Create `infer_eltype` function
Addresses #54157
This PR adds a function which can be useful when one wants to infer the eltype of a collection with only a loose eltype but which could be made tighter by using type inference, for example:
julia> struct A end
julia> struct B end
julia> itr = (x < 5 ? A() : B() for x in 1:10);
julia> eltype(itr)
Any
julia> infer_eltype(itr)
Union{A, B}
There is an older discussion about exposing Julia's type inference as API with a mechanism like Base.result_type. This overlaps substantially
I think you are referring to https://github.com/JuliaLang/julia/issues/54207, right? I would love to see an user-facing type inference API for sure, at the same time I think a function like this one could be also part of that API so maybe a PR which addresses just that could be accepted nonetheless (maybe without exporting the function at first)

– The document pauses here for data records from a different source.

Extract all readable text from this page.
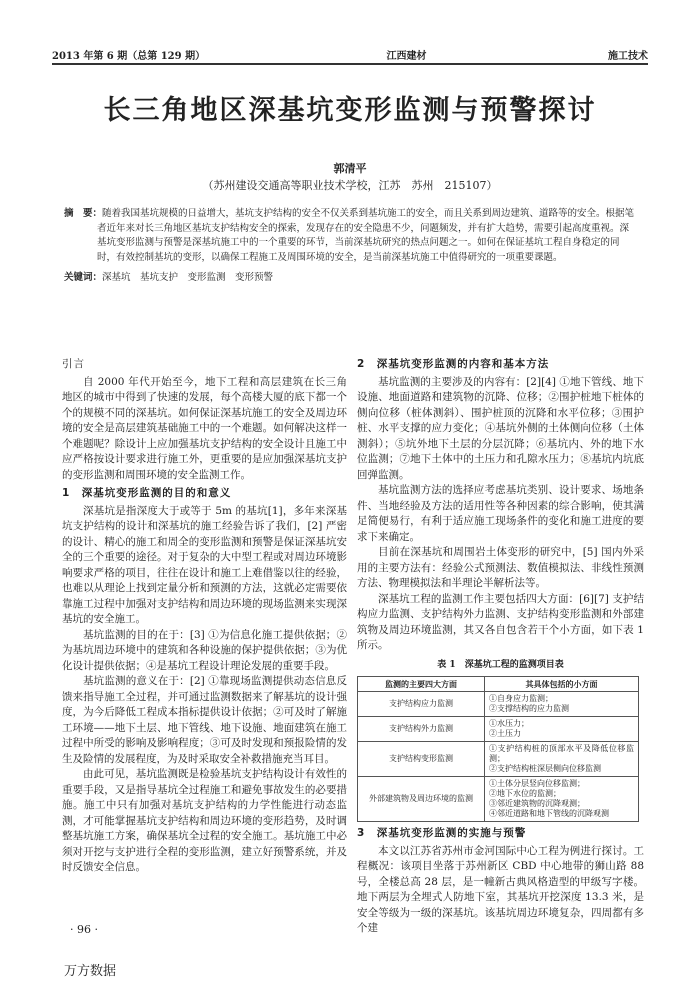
2013 年第 6 期（总第 129 期）	江西建材	施工技术
长三角地区深基坑变形监测与预警探讨
郭清平
（苏州建设交通高等职业技术学校，江苏　苏州　215107）
摘　要：随着我国基坑规模的日益增大，基坑支护结构的安全不仅关系到基坑施工的安全，而且关系到周边建筑、道路等的安全。根据笔者近年来对长三角地区基坑支护结构安全的探索，发现存在的安全隐患不少，问题频发，并有扩大趋势，需要引起高度重视。深基坑变形监测与预警是深基坑施工中的一个重要的环节，当前深基坑研究的热点问题之一。如何在保证基坑工程自身稳定的同时，有效控制基坑的变形，以确保工程施工及周围环境的安全，是当前深基坑施工中值得研究的一项重要课题。
关键词：深基坑　基坑支护　变形监测　变形预警
引言

自 2000 年代开始至今，地下工程和高层建筑在长三角地区的城市中得到了快速的发展，每个高楼大厦的底下都一个个的规模不同的深基坑。如何保证深基坑施工的安全及周边环境的安全是高层建筑基础施工中的一个难题。如何解决这样一个难题呢？除设计上应加强基坑支护结构的安全设计且施工中应严格按设计要求进行施工外，更重要的是应加强深基坑支护的变形监测和周围环境的安全监测工作。

1　深基坑变形监测的目的和意义

深基坑是指深度大于或等于 5m 的基坑[1]，多年来深基坑支护结构的设计和深基坑的施工经验告诉了我们，[2] 严密的设计、精心的施工和周全的变形监测和预警是保证深基坑安全的三个重要的途径。对于复杂的大中型工程或对周边环境影响要求严格的项目，往往在设计和施工上难借鉴以往的经验，也难以从理论上找到定量分析和预测的方法，这就必定需要依靠施工过程中加强对支护结构和周边环境的现场监测来实现深基坑的安全施工。

基坑监测的目的在于：[3] ①为信息化施工提供依据；②为基坑周边环境中的建筑和各种设施的保护提供依据；③为优化设计提供依据；④是基坑工程设计理论发展的重要手段。

基坑监测的意义在于：[2] ①靠现场监测提供动态信息反馈来指导施工全过程，并可通过监测数据来了解基坑的设计强度，为今后降低工程成本指标提供设计依据；②可及时了解施工环境——地下土层、地下管线、地下设施、地面建筑在施工过程中所受的影响及影响程度；③可及时发现和预报险情的发生及险情的发展程度，为及时采取安全补救措施充当耳目。

由此可见，基坑监测既是检验基坑支护结构设计有效性的重要手段，又是指导基坑全过程施工和避免事故发生的必要措施。施工中只有加强对基坑支护结构的力学性能进行动态监测，才可能掌握基坑支护结构和周边环境的变形趋势，及时调整基坑施工方案，确保基坑全过程的安全施工。基坑施工中必须对开挖与支护进行全程的变形监测，建立好预警系统，并及时反馈安全信息。

2　深基坑变形监测的内容和基本方法

基坑监测的主要涉及的内容有：[2][4] ①地下管线、地下设施、地面道路和建筑物的沉降、位移；②围护桩地下桩体的侧向位移（桩体测斜）、围护桩顶的沉降和水平位移；③围护桩、水平支撑的应力变化；④基坑外侧的土体侧向位移（土体测斜）；⑤坑外地下土层的分层沉降；⑥基坑内、外的地下水位监测；⑦地下土体中的土压力和孔隙水压力；⑧基坑内坑底回弹监测。

基坑监测方法的选择应考虑基坑类别、设计要求、场地条件、当地经验及方法的适用性等各种因素的综合影响，使其满足简便易行，有利于适应施工现场条件的变化和施工进度的要求下来确定。

目前在深基坑和周围岩土体变形的研究中，[5] 国内外采用的主要方法有：经验公式预测法、数值模拟法、非线性预测方法、物理模拟法和半理论半解析法等。

深基坑工程的监测工作主要包括四大方面：[6][7] 支护结构应力监测、支护结构外力监测、支护结构变形监测和外部建筑物及周边环境监测，其又各自包含若干个小方面，如下表 1 所示。

表 1　深基坑工程的监测项目表
监测的主要四大方面	其具体包括的小方面
支护结构应力监测	①自身应力监测；
②支撑结构的应力监测

支护结构外力监测	①水压力；
②土压力

支护结构变形监测	①支护结构桩的顶部水平及降低位移监测；
②支护结构桩深层侧向位移监测

外部建筑物及周边环境的监测	①土体分层竖向位移监测；
②地下水位的监测；
③邻近建筑物的沉降观测；
④邻近道路和地下管线的沉降观测
3　深基坑变形监测的实施与预警

本文以江苏省苏州市金河国际中心工程为例进行探讨。工程概况：该项目坐落于苏州新区 CBD 中心地带的狮山路 88 号，全楼总高 28 层，是一幢新古典风格造型的甲级写字楼。地下两层为全埋式人防地下室，其基坑开挖深度 13.3 米，是安全等级为一级的深基坑。该基坑周边环境复杂，四周都有多个建

· 96 ·
万方数据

I really regret having any form of return_type or default_eltype etc. but here we are. Putting that aside, I think the biggest problem with this function is knowing when to use it instead of just eltype. The standard design would be for an iterator to decide how its eltype is computed, not the user. If it's ok to use inference to determine the eltype, then iterators where that makes sense should just do it. Generator is of course an example of that since it calls an arbitrary function. Another possible design is to have the fallback eltype method call this for iterators that are EltypeUnknown.
To elaborate on Jeff's point: adding a new function that is like eltype but gives a different answer is not great—when are you supposed to use eltype versus infer_eltype? It's more possible to change what eltype returns in certain cases. One case where it might be quite helpful is to use inference to give a tighter eltype than Any for generators. Another case might be to change the default eltype in general to use inference. Of course, such changes to the behaviors of eltype would be have to well justified and thought through.
I also considered to use inference by default, but some comments (cc. @nsajko) made me realize that inference is not totally reliable and so maybe having the user to acknowledge that with a new function like infer_eltype would have been good...But here they come my (probably basic) questions: how much is inference unreliable? Can it happen that the same call returns Any on a machine and the concrete type on another? What about different calls at different places in the code? When will this happen? Can it be considered "rare enough"?
how much is inference unreliable?
See, e.g., #35800, #45388, #50735.
The problem is not it being "unreliable", but that (1) we want to be able to change it between versions (e.g. to trade off precision and compile times), and (2) it's nice to be able to run programs in an interpreter and get the same results. The results also depend on arbitrary heuristics like how many Union elements we want to allow.
From traige:
Nice job on the implementation, but from a language design perspective, we want to move away from relying on inference for semantics.
Nice job on the implementation
thanks!
I hope there is then a solution which doesn't involve inference. Is there?
There is are solutions which don't involve inference. Though they don't infer the type for you and instead you have to explicitly declare it. For example:
julia> struct EltypeIter{T,P}
parent::P
end
julia> EltypeIter{T}(x) where T = EltypeIter{T, typeof(x)}(x)
julia> Base.eltype(::EltypeIter{T}) where T = T
julia> Base.iterate(x::EltypeIter, i...) = iterate(x.parent, i...)
julia> Base.IteratorSize(::EltypeIter{T, P}) where {T, P} = Base.IteratorSize(P)
julia> Base.length(x::EltypeIter) = length(x.parent)
julia> Base.size(x::EltypeIter) = size(x.parent)
julia> struct A end
julia> struct B end
julia> itr = (x < 5 ? A() : B() for x in 1:10);
julia> eltype(itr)
Any
julia> itr2 = EltypeIter{Union{A, B}}(itr)
EltypeIter{Union{A, B}, Base.Generator{UnitRange{Int64}, var"#5#6"}}(Base.Generator{UnitRange{Int64}, var"#5#6"}(var"#5#6"(), 1:10))
julia> eltype(itr2)
Union{A, B}
julia> collect(itr)
10-element Vector{Any}:
A()
A()
A()
A()
B()
B()
B()
B()
B()
B()
julia> collect(itr2)
10-element Vector{Union{A, B}}:
A()
A()
A()
A()
B()
B()
B()
B()
B()
B()
I'm becoming radicalized against eltype, too. It can be useful to overlay certain optimizations, but it really cannot be used to define the fundamental behaviors. Yes, dealing with values purely as you get them can be hard, but trying to do something smart based on eltype can easily lead you to a definitively wrong answer.
In other words, instead of trying to get a smarter eltype, we need to have smoother idioms for incremental widening based upon the values alone.